Abstract Background Standardisation of surgical technique in form of total mesorectal excision (TME) and the use of preoperative radiotherapy have led to improved oncological outcomes in rectal cancer. However, the effectiveness of rectal washout in reducing local recurrence (LR) following anterior resection remains debatable. The aim of this meta-analysis was to evaluate the effectiveness of rectal washout in reducing incidence of LR after anterior resection for rectal cancer. Methods A literature search of electronic databases including PubMed, Embase, Scopus and Cochrane was performed for studies that compared rectal washout to no washout after anterior resection using TME for rectal cancers. The review included all articles reporting oncological outcome of local recurrence.
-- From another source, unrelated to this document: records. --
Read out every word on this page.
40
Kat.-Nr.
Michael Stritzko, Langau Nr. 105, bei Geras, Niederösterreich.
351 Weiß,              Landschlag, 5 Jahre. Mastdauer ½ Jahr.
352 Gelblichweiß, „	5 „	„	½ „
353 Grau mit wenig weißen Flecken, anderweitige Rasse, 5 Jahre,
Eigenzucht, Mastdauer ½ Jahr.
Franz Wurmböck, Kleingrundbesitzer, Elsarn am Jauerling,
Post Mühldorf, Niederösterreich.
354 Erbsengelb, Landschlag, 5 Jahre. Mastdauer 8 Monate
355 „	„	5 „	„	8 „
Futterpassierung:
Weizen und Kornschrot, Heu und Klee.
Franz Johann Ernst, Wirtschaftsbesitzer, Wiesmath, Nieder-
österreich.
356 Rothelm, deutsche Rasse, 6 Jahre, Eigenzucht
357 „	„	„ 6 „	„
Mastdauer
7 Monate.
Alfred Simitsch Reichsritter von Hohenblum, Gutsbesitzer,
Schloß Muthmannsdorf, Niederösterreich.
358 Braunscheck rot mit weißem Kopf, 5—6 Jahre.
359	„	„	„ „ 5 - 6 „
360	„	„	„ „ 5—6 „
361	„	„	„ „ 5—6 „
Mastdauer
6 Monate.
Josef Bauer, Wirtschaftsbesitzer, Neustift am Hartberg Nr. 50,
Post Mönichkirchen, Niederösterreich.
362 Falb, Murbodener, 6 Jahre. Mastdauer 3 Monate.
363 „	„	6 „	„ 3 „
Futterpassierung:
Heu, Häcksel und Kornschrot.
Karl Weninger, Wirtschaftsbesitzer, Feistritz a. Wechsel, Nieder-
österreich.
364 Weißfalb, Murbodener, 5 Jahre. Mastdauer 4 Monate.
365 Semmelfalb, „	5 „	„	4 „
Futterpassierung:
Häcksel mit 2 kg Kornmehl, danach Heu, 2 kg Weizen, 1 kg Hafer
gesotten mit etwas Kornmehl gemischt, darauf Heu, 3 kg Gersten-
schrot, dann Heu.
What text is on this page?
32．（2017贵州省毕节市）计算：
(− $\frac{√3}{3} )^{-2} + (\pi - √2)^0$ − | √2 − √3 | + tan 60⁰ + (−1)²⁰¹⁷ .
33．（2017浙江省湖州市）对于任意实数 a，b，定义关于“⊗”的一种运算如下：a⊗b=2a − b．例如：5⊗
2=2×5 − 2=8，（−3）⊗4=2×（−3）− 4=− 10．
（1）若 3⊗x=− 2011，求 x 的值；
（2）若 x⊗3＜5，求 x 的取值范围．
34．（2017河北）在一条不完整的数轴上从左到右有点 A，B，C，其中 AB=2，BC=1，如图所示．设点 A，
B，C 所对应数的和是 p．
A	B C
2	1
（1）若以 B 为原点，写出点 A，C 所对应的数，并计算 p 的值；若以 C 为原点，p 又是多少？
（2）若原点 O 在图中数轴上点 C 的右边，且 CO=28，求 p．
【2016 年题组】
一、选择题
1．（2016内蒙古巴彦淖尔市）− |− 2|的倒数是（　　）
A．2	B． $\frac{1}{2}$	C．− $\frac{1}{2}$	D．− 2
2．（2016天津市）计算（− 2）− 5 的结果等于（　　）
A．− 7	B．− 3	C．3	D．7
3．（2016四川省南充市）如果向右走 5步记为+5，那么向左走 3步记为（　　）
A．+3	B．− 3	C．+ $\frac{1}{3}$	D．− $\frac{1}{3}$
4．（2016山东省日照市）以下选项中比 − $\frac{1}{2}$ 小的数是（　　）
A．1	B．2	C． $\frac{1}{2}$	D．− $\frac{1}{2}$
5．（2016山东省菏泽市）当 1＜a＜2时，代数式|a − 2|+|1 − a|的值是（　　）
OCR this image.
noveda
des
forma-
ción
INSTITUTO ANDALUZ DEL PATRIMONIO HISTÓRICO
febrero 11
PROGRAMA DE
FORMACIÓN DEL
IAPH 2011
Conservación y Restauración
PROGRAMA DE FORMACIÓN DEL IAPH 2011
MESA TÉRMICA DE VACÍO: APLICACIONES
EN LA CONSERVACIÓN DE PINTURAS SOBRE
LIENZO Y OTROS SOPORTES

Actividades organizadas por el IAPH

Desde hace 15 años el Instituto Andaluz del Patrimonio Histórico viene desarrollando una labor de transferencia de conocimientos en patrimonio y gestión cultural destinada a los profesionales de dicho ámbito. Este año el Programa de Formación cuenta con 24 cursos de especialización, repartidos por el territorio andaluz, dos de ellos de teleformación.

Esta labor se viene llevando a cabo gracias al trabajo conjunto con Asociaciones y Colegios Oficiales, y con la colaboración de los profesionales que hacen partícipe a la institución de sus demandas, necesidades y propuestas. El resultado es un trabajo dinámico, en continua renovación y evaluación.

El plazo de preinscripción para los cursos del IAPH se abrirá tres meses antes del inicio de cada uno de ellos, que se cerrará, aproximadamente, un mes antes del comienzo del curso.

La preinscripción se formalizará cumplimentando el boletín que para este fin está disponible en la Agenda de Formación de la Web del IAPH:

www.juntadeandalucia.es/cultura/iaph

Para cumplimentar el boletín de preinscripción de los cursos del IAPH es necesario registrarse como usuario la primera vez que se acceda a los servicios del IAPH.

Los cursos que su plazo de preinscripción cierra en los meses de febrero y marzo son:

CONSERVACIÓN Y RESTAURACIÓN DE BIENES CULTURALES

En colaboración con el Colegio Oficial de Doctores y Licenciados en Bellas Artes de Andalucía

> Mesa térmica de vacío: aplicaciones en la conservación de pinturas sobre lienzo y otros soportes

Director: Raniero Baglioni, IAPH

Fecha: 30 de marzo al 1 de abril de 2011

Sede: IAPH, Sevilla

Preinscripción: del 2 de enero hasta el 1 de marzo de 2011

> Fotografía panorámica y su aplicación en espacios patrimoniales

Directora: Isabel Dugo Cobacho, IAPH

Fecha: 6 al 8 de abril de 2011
Meta-analysis was carried out using random effect model. Results A total of 5 studies involving 5315 patients were included in meta-analysis. Median follow-up was 60 (range 33–60) months. Overall local recurrence rate was 6.6 % with no significant difference in LR rate between the rectal washout and no washout groups (5.23% vs. 9 %)(P = 0.93; RR 0.97; 95% CI 0.52- 1.83).Similarly in subgroup analysis including prospective studies only no significant difference in LR was seen after washout (P = 0.06) or in group of patients treated with a curative intent(P = 0.50). LR was significantly lower in patients who had a rectal washout with normal saline (P < 0.00001; RR 0.59; 95% CI 0.47-0.74). Conclusion This meta-analysis shows that there is no benefit of rectal washout in reducing incidence of local recurrence after anterior resection for rectal cancers.